Hmm, here's my take on this.
I believe that this'll make the coding for the marines a heck of a lot more complicated. Instead of having just one
long to count the marines and a simple check (in Javanese):
if ( mBuying > ship.mMax - ship.mHas ) {
overBought = true;
mBuying = mMax - mHas;
}
You'd have to use and array, or collection, and have a check that's a bit more complicated (in Javanese):
...
long getTotalMarines() {
long total = 0;
for ( long mari : marines )
total += mari;
return total;
}
...
if ( mBuying.count > ship.mMax - ship.getTotalMarines() ) {
overbought = true;
mBuying.count = ship.mMax - ship.getTotalMarines();
}
...
And then it's a lot less bug proof and strains the server more. Not to mention he's probably coding this all in PHP, which makes it more complicated.
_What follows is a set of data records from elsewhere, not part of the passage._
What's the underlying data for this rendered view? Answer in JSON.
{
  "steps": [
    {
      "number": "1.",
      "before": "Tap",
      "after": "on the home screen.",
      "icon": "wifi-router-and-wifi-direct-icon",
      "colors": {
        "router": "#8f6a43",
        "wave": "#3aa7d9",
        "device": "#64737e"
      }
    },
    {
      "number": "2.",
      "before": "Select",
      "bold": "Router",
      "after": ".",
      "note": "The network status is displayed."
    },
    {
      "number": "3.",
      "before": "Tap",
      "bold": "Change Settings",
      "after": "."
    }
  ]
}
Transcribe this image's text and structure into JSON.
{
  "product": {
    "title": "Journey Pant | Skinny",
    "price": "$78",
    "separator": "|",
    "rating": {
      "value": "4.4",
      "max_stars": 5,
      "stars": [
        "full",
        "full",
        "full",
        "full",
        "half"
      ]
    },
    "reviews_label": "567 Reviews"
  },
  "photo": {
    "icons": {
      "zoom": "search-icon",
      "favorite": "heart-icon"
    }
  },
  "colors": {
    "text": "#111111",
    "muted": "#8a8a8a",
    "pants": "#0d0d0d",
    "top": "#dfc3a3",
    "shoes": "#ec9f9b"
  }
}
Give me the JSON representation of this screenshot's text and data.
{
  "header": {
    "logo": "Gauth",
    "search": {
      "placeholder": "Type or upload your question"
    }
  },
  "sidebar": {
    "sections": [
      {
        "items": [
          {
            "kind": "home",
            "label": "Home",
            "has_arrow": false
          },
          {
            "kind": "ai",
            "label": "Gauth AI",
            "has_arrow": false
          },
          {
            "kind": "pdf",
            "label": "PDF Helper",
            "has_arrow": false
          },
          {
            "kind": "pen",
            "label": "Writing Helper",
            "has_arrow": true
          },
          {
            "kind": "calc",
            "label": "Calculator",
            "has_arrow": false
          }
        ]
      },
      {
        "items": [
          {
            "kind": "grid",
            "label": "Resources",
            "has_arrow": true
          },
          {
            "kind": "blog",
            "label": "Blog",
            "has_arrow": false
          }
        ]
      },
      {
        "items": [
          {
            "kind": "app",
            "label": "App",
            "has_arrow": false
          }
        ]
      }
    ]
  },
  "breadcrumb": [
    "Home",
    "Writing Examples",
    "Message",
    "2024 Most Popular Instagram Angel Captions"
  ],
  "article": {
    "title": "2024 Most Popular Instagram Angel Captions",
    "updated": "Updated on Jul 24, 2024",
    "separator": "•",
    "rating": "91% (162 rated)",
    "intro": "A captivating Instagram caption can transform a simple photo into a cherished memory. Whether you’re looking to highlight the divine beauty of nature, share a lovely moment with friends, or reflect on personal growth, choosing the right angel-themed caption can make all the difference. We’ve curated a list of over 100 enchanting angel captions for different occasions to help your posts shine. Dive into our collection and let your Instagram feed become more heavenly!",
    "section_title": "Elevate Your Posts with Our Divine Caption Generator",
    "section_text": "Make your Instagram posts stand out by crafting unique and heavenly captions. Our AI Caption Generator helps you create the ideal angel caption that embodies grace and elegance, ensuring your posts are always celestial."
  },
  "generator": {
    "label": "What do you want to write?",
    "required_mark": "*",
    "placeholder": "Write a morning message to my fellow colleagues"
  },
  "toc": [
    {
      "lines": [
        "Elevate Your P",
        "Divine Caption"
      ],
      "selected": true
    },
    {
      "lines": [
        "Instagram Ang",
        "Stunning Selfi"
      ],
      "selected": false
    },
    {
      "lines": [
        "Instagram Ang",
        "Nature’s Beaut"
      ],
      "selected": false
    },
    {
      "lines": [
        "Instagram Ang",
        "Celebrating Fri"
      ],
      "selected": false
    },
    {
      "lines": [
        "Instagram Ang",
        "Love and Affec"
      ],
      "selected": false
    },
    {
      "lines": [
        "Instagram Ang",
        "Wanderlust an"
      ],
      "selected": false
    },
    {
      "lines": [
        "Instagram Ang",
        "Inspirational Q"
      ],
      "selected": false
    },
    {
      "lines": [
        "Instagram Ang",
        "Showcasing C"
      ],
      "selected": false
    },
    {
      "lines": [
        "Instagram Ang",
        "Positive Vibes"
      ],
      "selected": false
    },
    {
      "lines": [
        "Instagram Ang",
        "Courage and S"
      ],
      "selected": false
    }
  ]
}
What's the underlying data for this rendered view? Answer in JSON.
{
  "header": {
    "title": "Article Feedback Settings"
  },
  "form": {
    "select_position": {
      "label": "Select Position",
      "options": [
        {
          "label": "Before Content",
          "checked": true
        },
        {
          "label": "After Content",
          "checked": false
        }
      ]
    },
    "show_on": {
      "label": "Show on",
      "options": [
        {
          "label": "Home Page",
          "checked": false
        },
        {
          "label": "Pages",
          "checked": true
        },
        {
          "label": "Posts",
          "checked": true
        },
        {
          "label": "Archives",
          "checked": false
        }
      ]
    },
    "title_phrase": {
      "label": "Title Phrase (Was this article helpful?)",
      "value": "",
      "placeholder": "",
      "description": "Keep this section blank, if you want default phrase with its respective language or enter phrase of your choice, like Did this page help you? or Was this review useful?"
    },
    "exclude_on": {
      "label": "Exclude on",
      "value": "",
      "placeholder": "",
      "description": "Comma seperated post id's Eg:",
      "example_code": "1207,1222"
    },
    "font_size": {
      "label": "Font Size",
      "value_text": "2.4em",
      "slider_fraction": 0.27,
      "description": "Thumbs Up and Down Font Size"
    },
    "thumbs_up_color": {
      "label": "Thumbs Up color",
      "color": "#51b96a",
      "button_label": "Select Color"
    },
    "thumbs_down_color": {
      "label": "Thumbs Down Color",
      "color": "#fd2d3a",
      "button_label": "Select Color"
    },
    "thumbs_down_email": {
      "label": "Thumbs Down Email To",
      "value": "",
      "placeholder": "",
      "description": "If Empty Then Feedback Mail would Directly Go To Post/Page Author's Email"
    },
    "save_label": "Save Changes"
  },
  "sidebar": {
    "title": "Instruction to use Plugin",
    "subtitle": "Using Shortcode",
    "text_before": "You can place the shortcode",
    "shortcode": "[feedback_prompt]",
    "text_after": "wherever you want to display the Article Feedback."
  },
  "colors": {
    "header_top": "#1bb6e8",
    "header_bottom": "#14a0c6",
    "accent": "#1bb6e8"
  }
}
And then in battles instead of it being (in Javanese):
...
long tmp = ship1.marines;
ship1.marines = Math.max(0, ship1.marines - ship2.marines);
ship2.marines = Math.max(0, ship2.marines - tmp);
...
It'd be (in Javanese):
...
long effect1 = 0;
for ( int i = 0; i < ship1.marines.size; i++ )
effect1 += ship1.marines[i] * Ship.marineEffect[i];
long effect2 = 0;
for ( int i = 0; i < ship2.marines.size; i++ )
effect1 += ship2.marines[i] * Ship.marineEffect[i];
for ( int i = 0; i < ship1.marines.size; i++ ) {
long sub = Math.max(ship1.marines[i], effect2);
ship1.marines[i] -= sub;
effect2 -= sub;
if ( effect2 == 0 )
break;
}
for ( int i = 0; i < ship2.marines.size; i++ ) {
long sub = Math.max(ship2.marines[i], effect1);
ship2.marines[i] -= sub;
effect1 -= sub;
if ( effect1 == 0 )
break;
}
...
And that's assuming he can take the most basic approach, it could easily be tons more complicated. And that's not even considering the idea that different marines could have different health. And then, after coding all of this, fully integrating it, and making sure it's not extreemely buggy or glitchy. There's the
balancing.
So, it's way more buggy, glitchy, taxing, and'll take a round or two to get it close to balanced. I don't think it'll be coded for a bit.